Le jour où je suis rentré de Crète, mon oncle est mort, de cette mort due aux soins attentifs du personnel de nos grands services hospitaliers dévastés par le fléau de leur propre incurie, mort dans un de ces lieux ravagés d’idiotie, des suites d'une station prolongée dans le grand bain de l'Assistance Publique où l'indifférence s’est depuis longtemps hissée au premier rang, mais vraiment au tout premier, des infections nosocomiales. Quinze jours avant de partir, moi j’avais été à Lariboisière lui apporter des pantoufles, pour ses pieds, parce qu’ils avaient gonflé, et celles-là enfin il avait pu les mettre, il était content. Je me demande pourquoi on nous montre si souvent le délabrement des hôpitaux de Gaza à la télé, moi ce jour là, je n’avais pas vu la différence entre Bagdad, les territoires autonomes et à Paris la diabétologie, et pourtant j’avais bien cherché, même les couloirs et les murs c’était pareil, les mêmes savates en plastique aux pieds des infirmières, c’est bien la peine qu’ils aillent aussi loin pour tourner, la gare du Nord, il me semble, c’est quand même plus près. Pendant son séjour dans le cadre idyllique de ce service renommé, on avait gentiment laissé la gangrène continuer de s’installer, les artères achever de se boucher, et puis un jour on l’avait laissé tranquillement repartir chez lui sans son dossier - mais il était trop désagréable avec les infirmières de toute façon, il paraît, et c’est çà surtout ce qu’ils y avaient marqué : le patient est caractériel (lire : il nous fait bien chier) -. Puis il avait du retourner en urgence à Bichat, moi j’étais encore à la mer, et il y était depuis trois jours quand il est mort ce vendredi là où je suis rentré. A Bichat, son dossier, par fax depuis Lariboisière, venait juste d’arriver.

On l’a enterré le jeudi 3 août, il y avait un grand soleil. Le pasteur a lu l’ouverture de l’Evangile de Jean, en pleine lumière, dans ce cimetière de fin fond de banlieue, entre les rues de la Paix et de l’Egalité, ma mère assistait à l’enterrement de son petit frère. Il a été enterré dans la concession ou l’avaient étés déjà Marie, Marguerite, Madeleine et Georges. Après qu’on ait jeté chacun une fleur, comme on jette la dernière poignée de terre, les fossoyeurs ont commencé leur travail, je me suis retourné, la lumière scintillait dans la barbe de ce jeune fossoyeur rouquin qui tient la pelle, un visage un corps si beau que je voudrais rester un peu encore, je me retourne encore et encore une fois de loin, il me plait tant, celui qui recouvre ma famille de la terre d’où elle vient.

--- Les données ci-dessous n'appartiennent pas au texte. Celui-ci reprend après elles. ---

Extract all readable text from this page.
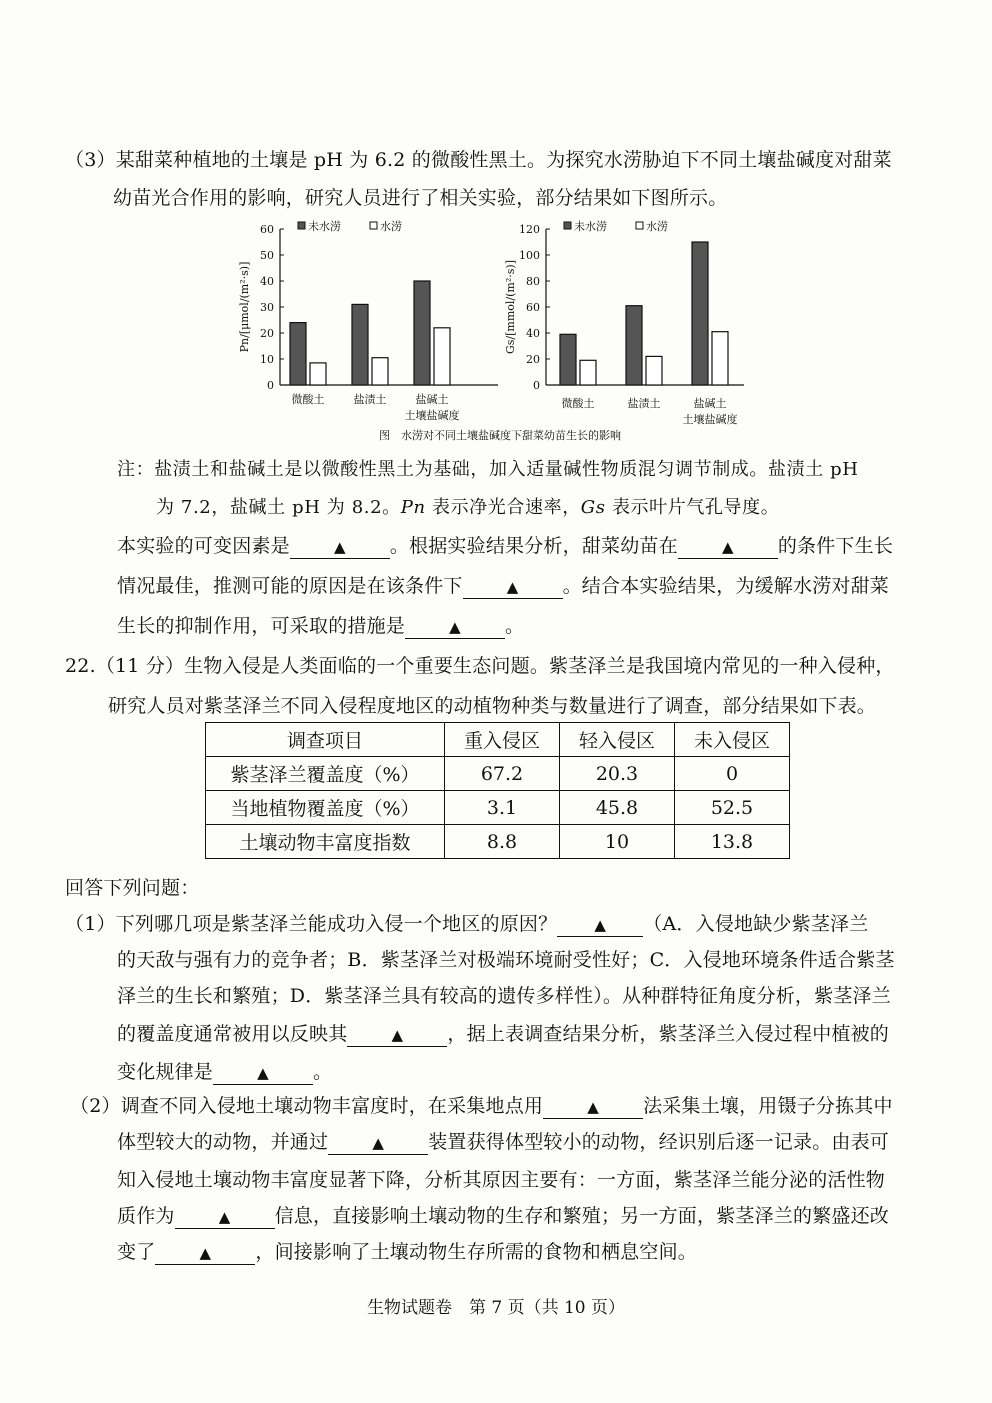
（3）某甜菜种植地的土壤是 pH 为 6.2 的微酸性黑土。为探究水涝胁迫下不同土壤盐碱度对甜菜
幼苗光合作用的影响，研究人员进行了相关实验，部分结果如下图所示。
0
10
20
30
40
50
60
Pn/[μmol/(m²·s)]
未水涝	水涝
微酸土	盐渍土	盐碱土
土壤盐碱度
0
20
40
60
80
100
120
Gs/[mmol/(m²·s)]
未水涝	水涝
微酸土	盐渍土	盐碱土
土壤盐碱度
图　水涝对不同土壤盐碱度下甜菜幼苗生长的影响
注：盐渍土和盐碱土是以微酸性黑土为基础，加入适量碱性物质混匀调节制成。盐渍土 pH
为 7.2，盐碱土 pH 为 8.2。Pn 表示净光合速率，Gs 表示叶片气孔导度。
本实验的可变因素是	▲ 。根据实验结果分析，甜菜幼苗在	▲ 的条件下生长
情况最佳，推测可能的原因是在该条件下	▲ 。结合本实验结果，为缓解水涝对甜菜
生长的抑制作用，可采取的措施是	▲ 。
22.（11 分）生物入侵是人类面临的一个重要生态问题。紫茎泽兰是我国境内常见的一种入侵种，
研究人员对紫茎泽兰不同入侵程度地区的动植物种类与数量进行了调查，部分结果如下表。
调查项目	重入侵区	轻入侵区	未入侵区
紫茎泽兰覆盖度（%）	67.2	20.3	0
当地植物覆盖度（%）	3.1	45.8	52.5
土壤动物丰富度指数	8.8	10	13.8
回答下列问题：
（1）下列哪几项是紫茎泽兰能成功入侵一个地区的原因？ ▲ （A．入侵地缺少紫茎泽兰
的天敌与强有力的竞争者；B．紫茎泽兰对极端环境耐受性好；C．入侵地环境条件适合紫茎
泽兰的生长和繁殖；D．紫茎泽兰具有较高的遗传多样性）。从种群特征角度分析，紫茎泽兰
的覆盖度通常被用以反映其	▲ ，据上表调查结果分析，紫茎泽兰入侵过程中植被的
变化规律是	▲ 。
（2）调查不同入侵地土壤动物丰富度时，在采集地点用	▲ 法采集土壤，用镊子分拣其中
体型较大的动物，并通过	▲ 装置获得体型较小的动物，经识别后逐一记录。由表可
知入侵地土壤动物丰富度显著下降，分析其原因主要有：一方面，紫茎泽兰能分泌的活性物
质作为	▲ 信息，直接影响土壤动物的生存和繁殖；另一方面，紫茎泽兰的繁盛还改
变了	▲ ，间接影响了土壤动物生存所需的食物和栖息空间。
生物试题卷　第 7 页（共 10 页）
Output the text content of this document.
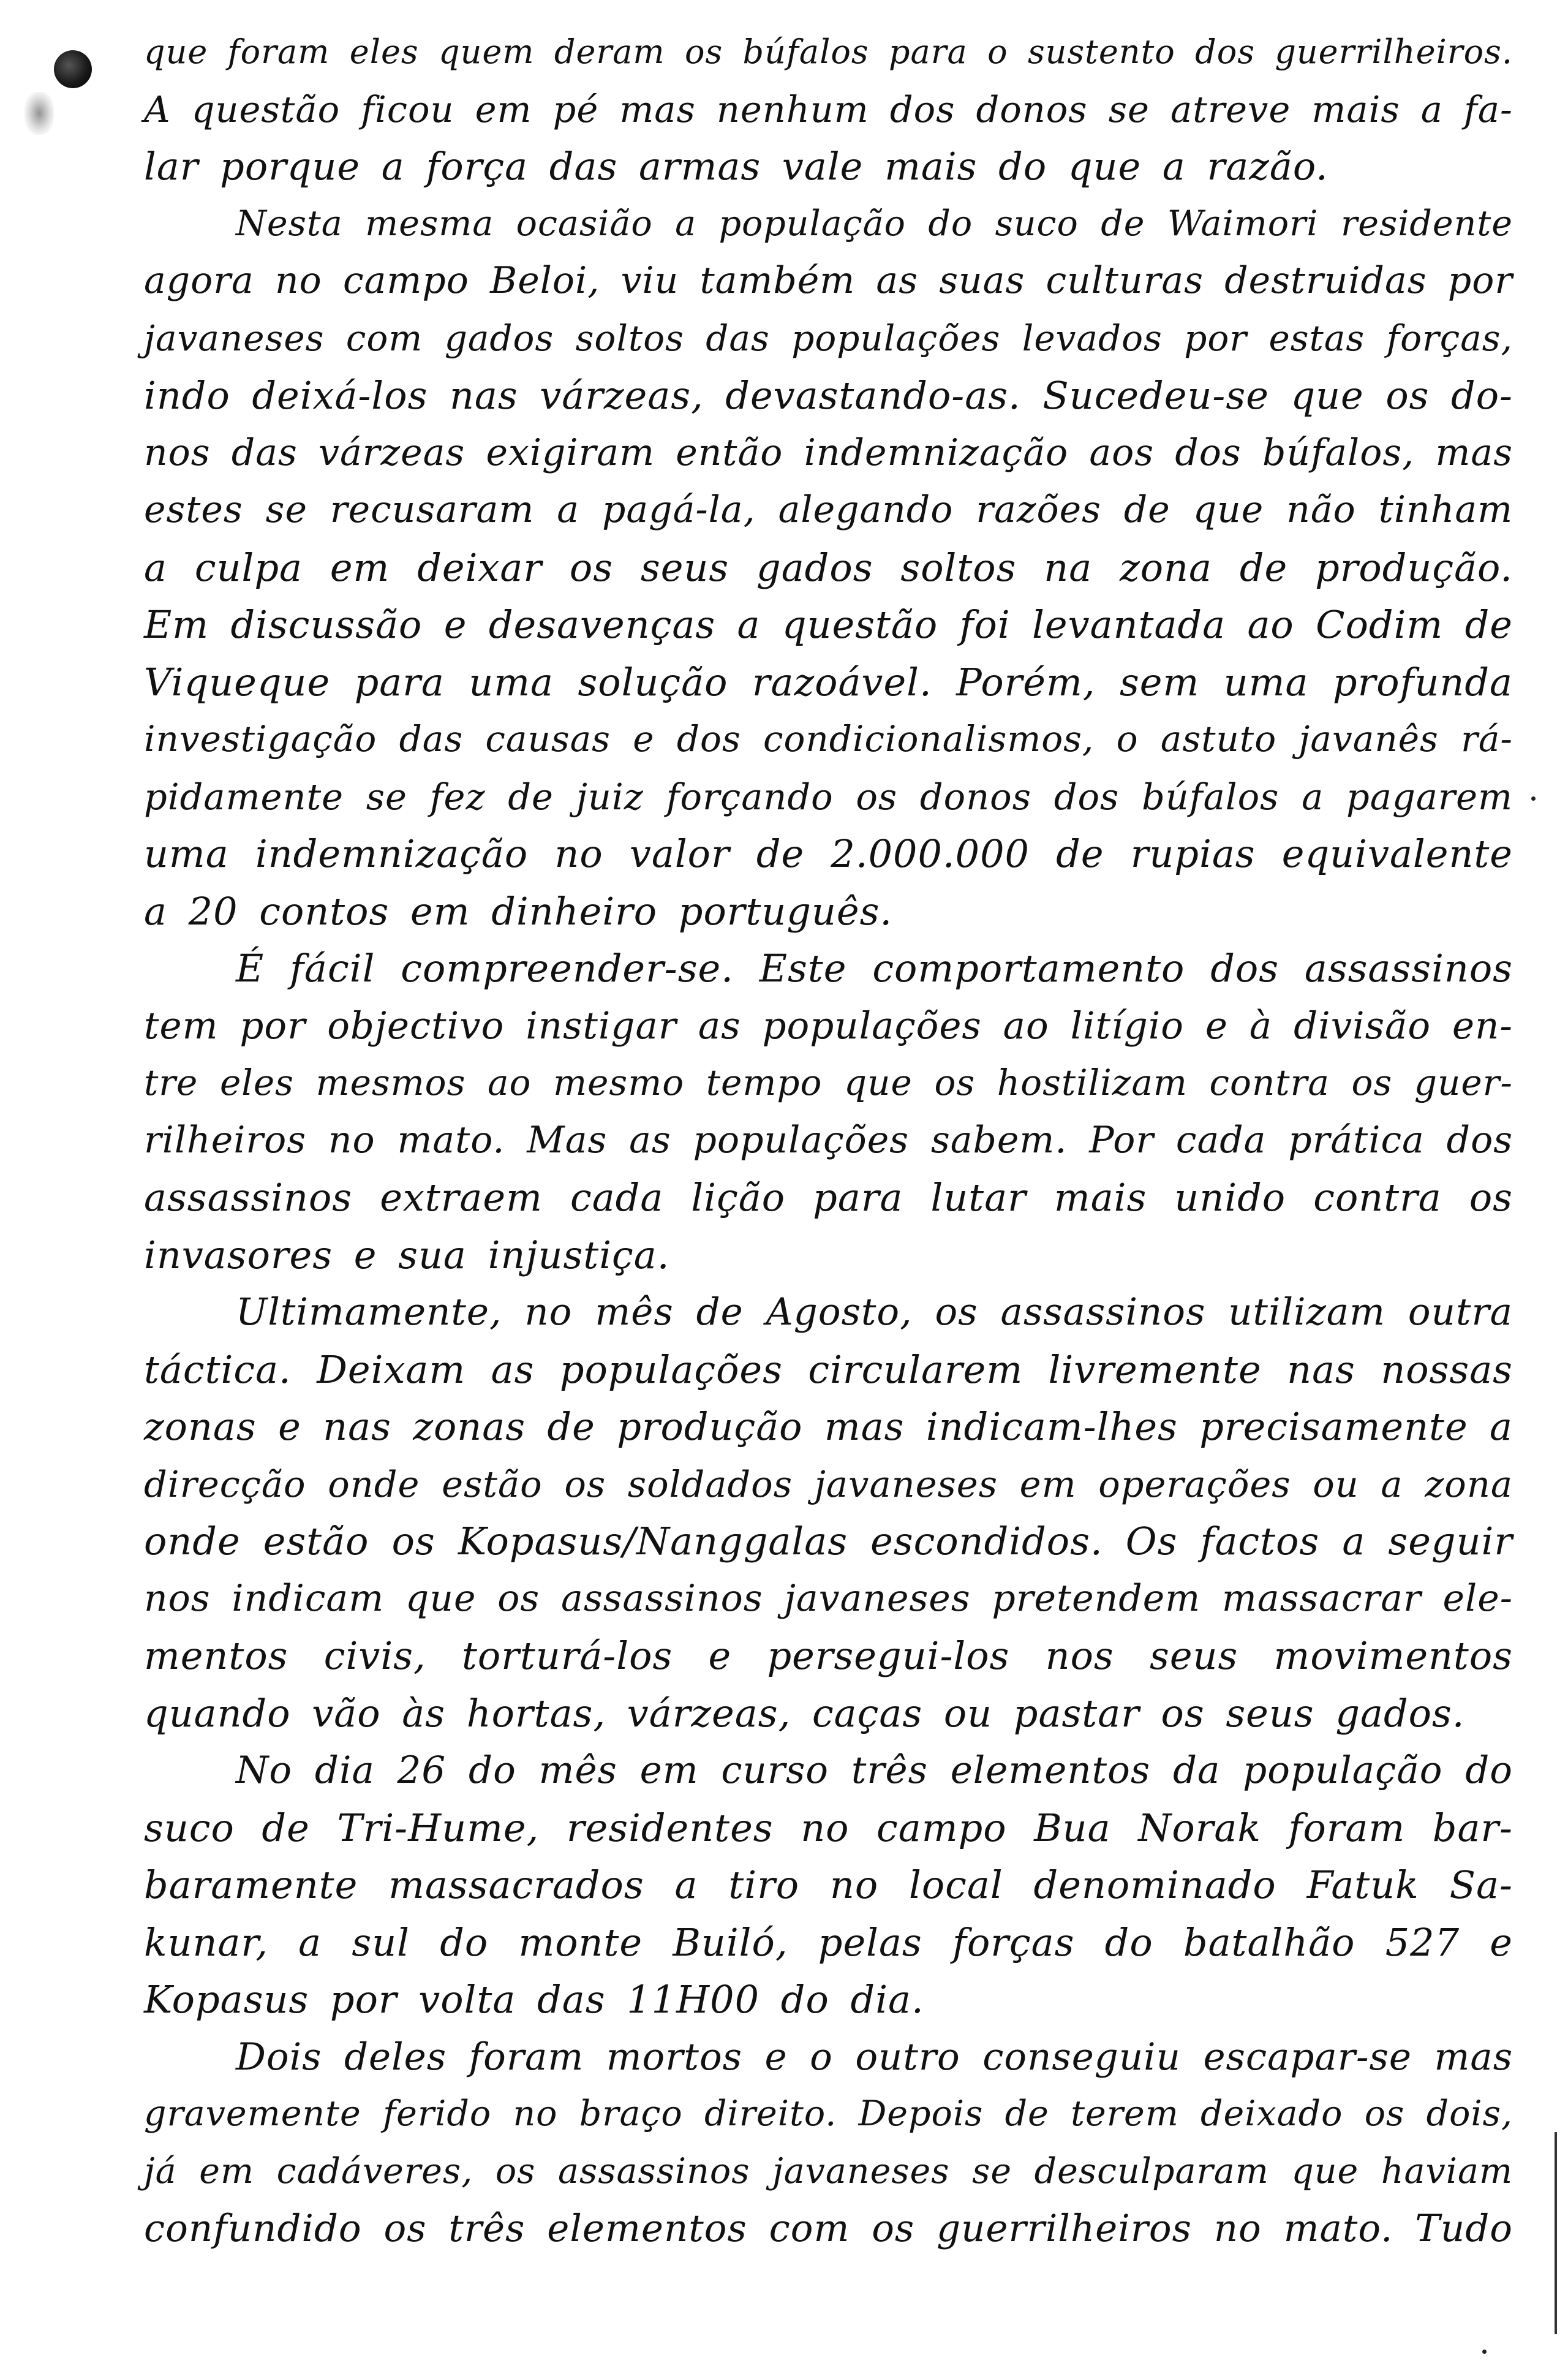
que foram eles quem deram os búfalos para o sustento dos guerrilheiros.
A questão ficou em pé mas nenhum dos donos se atreve mais a fa-
lar porque a força das armas vale mais do que a razão.
Nesta mesma ocasião a população do suco de Waimori residente
agora no campo Beloi, viu também as suas culturas destruidas por
javaneses com gados soltos das populações levados por estas forças,
indo deixá-los nas várzeas, devastando-as. Sucedeu-se que os do-
nos das várzeas exigiram então indemnização aos dos búfalos, mas
estes se recusaram a pagá-la, alegando razões de que não tinham
a culpa em deixar os seus gados soltos na zona de produção.
Em discussão e desavenças a questão foi levantada ao Codim de
Viqueque para uma solução razoável. Porém, sem uma profunda
investigação das causas e dos condicionalismos, o astuto javanês rá-
pidamente se fez de juiz forçando os donos dos búfalos a pagarem
uma indemnização no valor de 2.000.000 de rupias equivalente
a 20 contos em dinheiro português.
É fácil compreender-se. Este comportamento dos assassinos
tem por objectivo instigar as populações ao litígio e à divisão en-
tre eles mesmos ao mesmo tempo que os hostilizam contra os guer-
rilheiros no mato. Mas as populações sabem. Por cada prática dos
assassinos extraem cada lição para lutar mais unido contra os
invasores e sua injustiça.
Ultimamente, no mês de Agosto, os assassinos utilizam outra
táctica. Deixam as populações circularem livremente nas nossas
zonas e nas zonas de produção mas indicam-lhes precisamente a
direcção onde estão os soldados javaneses em operações ou a zona
onde estão os Kopasus/Nanggalas escondidos. Os factos a seguir
nos indicam que os assassinos javaneses pretendem massacrar ele-
mentos civis, torturá-los e persegui-los nos seus movimentos
quando vão às hortas, várzeas, caças ou pastar os seus gados.
No dia 26 do mês em curso três elementos da população do
suco de Tri-Hume, residentes no campo Bua Norak foram bar-
baramente massacrados a tiro no local denominado Fatuk Sa-
kunar, a sul do monte Builó, pelas forças do batalhão 527 e
Kopasus por volta das 11H00 do dia.
Dois deles foram mortos e o outro conseguiu escapar-se mas
gravemente ferido no braço direito. Depois de terem deixado os dois,
já em cadáveres, os assassinos javaneses se desculparam que haviam
confundido os três elementos com os guerrilheiros no mato. Tudo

Quelques jours après, je suis aux fêtes belges de Lokeren près de la rivière Durme, entre les pintes de blonde et les saucisses de cheval, la nuit tombe entre quelques gouttes de pluie, Bryan Ferry est entré sur la grande scène illuminée, un peu plus tard il attaque : « It’s getting dark, too dark to see…Feels like i’m knockin’ … », le concert est magique, Bryan Ferry entre Pat Garrett et Billy the Kid, refrappant à son tour après Dylan aux portes du paradis, refrappant et insistant encore, comme si c’était pour nous, pour P., pour moi, pour tous les belges qui veulent à ce moment là avec nous y entrer.

« Mon âme attend le Seigneur, plus ardemment que les guetteurs le matin, oui, que les guetteurs n’attendent le matin » Psaume 130, Chir Hama’alot, Cantique des Degrés.